While Dr. Joshi said it is impossible in a country such as India to use asbestos safely, Canada seldom rests in its promotional efforts.

In July, the Canadian embassy in Washington sent a letter to the U.S. Senate, which was considering an asbestos ban. The letter conceded that "all forms of asbestos fibres, including chrysotile, are carcinogenic," but it maintained that its use can be safe if proper precautions are followed. The Senate ignored the advice and voted unanimously this month to ban asbestos.

Last year, Canada was more successful, scuttling an effort by the UN's Rotterdam Convention to have chrysotile added to the list of materials that are so dangerous that countries need to approve imports in advance, as a sign that they know what they are getting into. Canada allied itself with pariahs such as Iran and Zimbabwe to defeat the listing.

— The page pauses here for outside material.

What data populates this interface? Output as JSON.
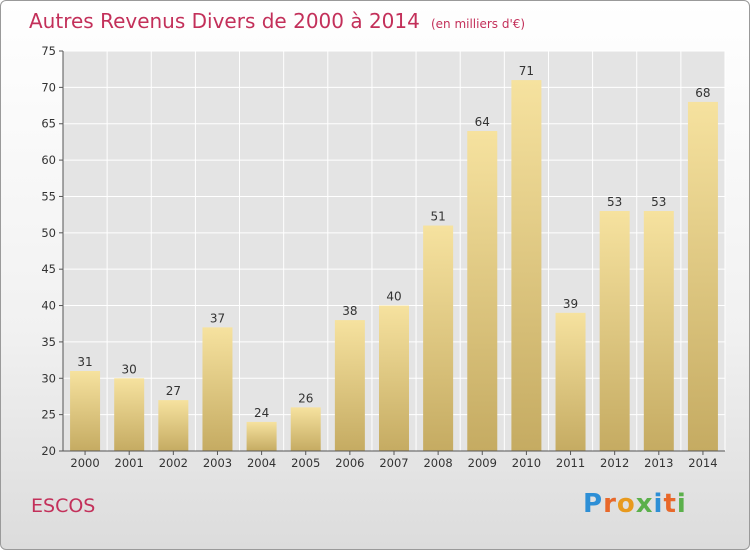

Despite these occasional successes, the federal government's aid probably will not avert the eventual death of the Canadian asbestos-mining industry. With the fall of communism, Russia and Kazakhstan have emerged as low-cost producers, taking away business from Canada. And because of health worries, the Canadian industry's output is about one-third of what it was in the 1980s. This summer, one of Quebec's producers, LAB Chrysotile Inc., filed a notice advising that it would seek bankruptcy protection.

When it comes to asbestos, Dr. Joshi said, "the benefits are not many, even for Canadians."

Martin Mittelstaedt is The Globe and Mail's environment reporter.